Dabei geht es rein sportlich um viel: Beide Teams waren als Aufstiegskandidaten in die Saison gestartet, beide Teams stehen nach 27 Spieltagen nur hauchdünn vor den Abstiegsplätzen. FCK-Trainer Boris Schommers setzt nach fast dreimonatiger Zwangspause wieder auf ein 4-3-3-System, diesmal mit drei Sechsern.

Pick auf Hainault: Ex-Magdeburger sorgen für die FCK-Führung

Und das Spiel beginnt gut und mit erstaunlich wenigen Fehlpässen. Noch besser sogar: Nach gerade mal fünf Minuten bringt eine Kombination von zwei Ex-Magdeburgern die Führung für den FCK. Ecke von Florian Pick, Kopfball von André Hainault - Tor für Lautern! Kein frenetischer Jubel im Stadion, aber trotzdem spürbare Freude. Schon gegen Meppen, im letzten Spiel vor der Corona-Pause, hatten die Roten Teufel ein Eckball-Tor erzielt und hier sind sie wieder erfolgreich in ihrer vorherigen Problemdisziplin.

An der Seitenlinie hört man immer wieder die Anweisungen der Trainer, was in einem vollbesetzten Stadion sonst nie der Fall ist. Vor allem Kevin McKenna ist lautstark. "Aggressiver, aggressiver", peitscht der Lautrer Co-Trainer seine Hintermannschaft an. Aber auch Boris Schommers' Worte sind immer wieder deutlich zu hören ("Spielt ruhig und mit Überzeugung nach vorne"). Magdeburgs Claus-Dieter Wollitz ist derweil schon Mitte der ersten Halbzeit der Verzweiflung nahe: "Was für eine Scheiße, Mann!" Die Spieler auf dem Platz kommunizieren hingegen verhältnismäßig wenig, abgesehen von gegenseitigen Anweisungen wie "schieben" oder "raus".

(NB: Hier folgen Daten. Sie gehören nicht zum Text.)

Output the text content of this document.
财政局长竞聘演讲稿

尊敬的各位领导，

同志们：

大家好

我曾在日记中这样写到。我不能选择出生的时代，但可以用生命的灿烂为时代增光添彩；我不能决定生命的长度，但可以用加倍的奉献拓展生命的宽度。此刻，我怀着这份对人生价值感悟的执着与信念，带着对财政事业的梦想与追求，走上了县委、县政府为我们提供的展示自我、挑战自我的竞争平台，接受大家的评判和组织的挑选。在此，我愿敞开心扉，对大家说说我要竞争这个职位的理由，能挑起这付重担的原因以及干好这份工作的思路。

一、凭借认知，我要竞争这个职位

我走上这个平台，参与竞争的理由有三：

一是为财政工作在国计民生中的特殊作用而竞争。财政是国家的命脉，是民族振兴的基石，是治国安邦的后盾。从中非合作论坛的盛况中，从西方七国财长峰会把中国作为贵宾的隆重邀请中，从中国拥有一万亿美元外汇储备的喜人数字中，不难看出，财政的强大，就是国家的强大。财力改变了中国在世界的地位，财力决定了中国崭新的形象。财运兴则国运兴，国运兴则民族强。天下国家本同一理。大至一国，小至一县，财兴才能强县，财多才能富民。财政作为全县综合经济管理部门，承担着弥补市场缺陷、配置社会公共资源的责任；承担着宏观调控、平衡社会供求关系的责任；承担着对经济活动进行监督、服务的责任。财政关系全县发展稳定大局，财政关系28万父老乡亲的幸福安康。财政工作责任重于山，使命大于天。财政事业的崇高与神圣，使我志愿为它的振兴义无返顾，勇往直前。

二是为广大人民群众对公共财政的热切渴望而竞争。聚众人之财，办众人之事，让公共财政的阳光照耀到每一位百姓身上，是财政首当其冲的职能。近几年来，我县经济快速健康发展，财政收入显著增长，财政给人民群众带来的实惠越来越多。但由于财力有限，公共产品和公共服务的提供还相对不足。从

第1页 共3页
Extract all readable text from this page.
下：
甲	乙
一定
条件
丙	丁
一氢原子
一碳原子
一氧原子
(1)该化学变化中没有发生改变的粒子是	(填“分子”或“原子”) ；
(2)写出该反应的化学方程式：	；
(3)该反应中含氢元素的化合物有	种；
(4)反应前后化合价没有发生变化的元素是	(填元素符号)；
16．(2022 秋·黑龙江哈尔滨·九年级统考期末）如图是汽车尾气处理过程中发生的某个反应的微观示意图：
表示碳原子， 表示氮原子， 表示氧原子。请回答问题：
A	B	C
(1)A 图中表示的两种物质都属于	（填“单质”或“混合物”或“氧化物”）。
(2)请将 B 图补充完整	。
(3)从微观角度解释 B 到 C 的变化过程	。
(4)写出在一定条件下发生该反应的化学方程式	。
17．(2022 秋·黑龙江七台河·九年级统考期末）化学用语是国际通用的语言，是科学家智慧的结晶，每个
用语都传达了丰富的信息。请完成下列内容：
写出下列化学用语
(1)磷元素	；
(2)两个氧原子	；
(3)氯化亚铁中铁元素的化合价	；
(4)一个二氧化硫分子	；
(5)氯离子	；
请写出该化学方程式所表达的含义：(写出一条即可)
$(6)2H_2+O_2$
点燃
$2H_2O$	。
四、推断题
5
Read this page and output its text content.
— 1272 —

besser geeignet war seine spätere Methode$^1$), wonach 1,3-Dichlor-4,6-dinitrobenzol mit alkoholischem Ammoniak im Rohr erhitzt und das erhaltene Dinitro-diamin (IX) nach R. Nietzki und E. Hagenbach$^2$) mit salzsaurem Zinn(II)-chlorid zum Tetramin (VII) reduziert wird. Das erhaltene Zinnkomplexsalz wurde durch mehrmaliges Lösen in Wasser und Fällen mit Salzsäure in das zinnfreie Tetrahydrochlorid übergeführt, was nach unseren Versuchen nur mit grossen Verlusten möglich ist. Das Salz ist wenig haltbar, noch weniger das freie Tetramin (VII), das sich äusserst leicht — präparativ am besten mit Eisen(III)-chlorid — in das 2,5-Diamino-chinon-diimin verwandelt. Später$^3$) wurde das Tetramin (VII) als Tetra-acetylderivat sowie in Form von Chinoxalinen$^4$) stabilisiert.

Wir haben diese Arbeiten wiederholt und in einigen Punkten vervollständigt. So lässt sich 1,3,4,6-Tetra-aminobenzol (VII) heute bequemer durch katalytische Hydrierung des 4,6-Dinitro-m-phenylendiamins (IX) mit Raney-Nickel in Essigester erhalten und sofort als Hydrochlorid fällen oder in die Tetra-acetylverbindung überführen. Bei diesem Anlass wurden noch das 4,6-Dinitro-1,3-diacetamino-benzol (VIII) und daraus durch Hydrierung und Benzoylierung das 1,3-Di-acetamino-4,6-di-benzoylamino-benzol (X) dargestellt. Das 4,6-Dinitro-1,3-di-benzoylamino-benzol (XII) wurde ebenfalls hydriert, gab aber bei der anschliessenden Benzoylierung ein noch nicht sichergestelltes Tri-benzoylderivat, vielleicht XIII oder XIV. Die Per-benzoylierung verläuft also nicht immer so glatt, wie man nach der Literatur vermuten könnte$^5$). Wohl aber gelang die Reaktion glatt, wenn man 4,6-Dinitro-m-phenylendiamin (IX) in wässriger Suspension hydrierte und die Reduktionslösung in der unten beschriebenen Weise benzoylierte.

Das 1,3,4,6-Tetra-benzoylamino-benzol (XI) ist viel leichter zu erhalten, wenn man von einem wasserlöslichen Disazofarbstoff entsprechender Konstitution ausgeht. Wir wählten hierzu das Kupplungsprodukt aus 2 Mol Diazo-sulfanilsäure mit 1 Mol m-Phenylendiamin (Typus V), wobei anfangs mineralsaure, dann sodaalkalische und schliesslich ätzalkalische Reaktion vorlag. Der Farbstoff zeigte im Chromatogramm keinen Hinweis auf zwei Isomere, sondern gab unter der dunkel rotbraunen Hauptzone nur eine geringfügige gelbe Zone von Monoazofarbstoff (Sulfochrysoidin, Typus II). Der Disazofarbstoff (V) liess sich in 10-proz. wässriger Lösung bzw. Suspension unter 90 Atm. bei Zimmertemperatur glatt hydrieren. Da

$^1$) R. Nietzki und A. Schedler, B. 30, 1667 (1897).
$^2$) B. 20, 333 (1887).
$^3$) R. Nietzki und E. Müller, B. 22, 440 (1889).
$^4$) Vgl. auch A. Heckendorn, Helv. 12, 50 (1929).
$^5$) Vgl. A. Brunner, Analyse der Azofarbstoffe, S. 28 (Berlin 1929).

Szenen des Spiels: Hainault trifft, Schad rettet, Grill pariert

Nach dem Führungstreffer kommt Magdeburg besser ins Spiel und zwingt Lennart Grill im FCK-Tor zu mehreren Paraden. Der FCM ist jetzt klar die bestimmende Mannschaft, während bei den Roten Teufeln nicht allzu viel gelingt.

Und spätestens in der 2. Halbzeit kann man von einer schwimmenden FCK-Mannschaft sprechen: Kurz nach Wiederanpfiff rettet der starke Dominik Schad millimetergenau auf der Linie, kurz danach geht ein Kopfball der Magdeburger knapp vorbei. Und in der 69. Minute scheint es dann endgültig ins Auge zu gehen, als Kevin Kraus einen Gegenspieler im Strafraum berührt und Schiedsrichter Manuel Gräfe auf den Elfmeterpunkt zeigt. Aber - Grill hält gegen Jurgen Gjasula! Lautstarker Jubel von den Ersatzspielern auf der Tribüne! Das bekannte Fußball-Gefühl "Die könnten noch so lange spielen..." trifft heute voll auf die Magdeburger zu. Zwar vergeben die Roten Teufel durch die eingewechselten Lucas Röser und Hendrick Zuck die Vorentscheidung, können in der Schlussphase - in der es dank der veränderten Regeln zusammengerechnet neun Auswechslungen gibt - aber den ersten Sieg der Rückrunde nachhause schaukeln. Große Erleichterung!

Profifußball ohne Zuschauer braucht kein Mensch

So wie sonst ist an diesem Tag aber nichts, das merkt man auch am verhaltenen Schlussjubel im Abstandsmodus. Es gibt keine Siegesfeier am Gästeblock. Dass der FCK sich ein Stück weit von der Abstiegsgefahr distanzieren konnte - geht in der Stille unter. Der Stadionsprecher sagt noch ein paar Werbeansagen durch, die handgezählten zehn lokalen Journalisten auf der Tribüne ärgern sich, wir zwei mitgefahrenen Berichterstatter aus Kaiserslautern dürfen über einen Sieg schreiben. Eine Pressekonferenz findet mangels Nachfrage nicht statt, was den zwischendurch clinchenden Trainern Wollitz und Schommers auch nicht ganz unrecht zu sein scheint. Der sich lange gegen den Re-Start sträubende FCM hat das Geisterspiel perfekt organisiert, das muss man noch festhalten. Aber Profifußball ohne Zuschauer und ohne Fans - das braucht trotzdem kein Mensch.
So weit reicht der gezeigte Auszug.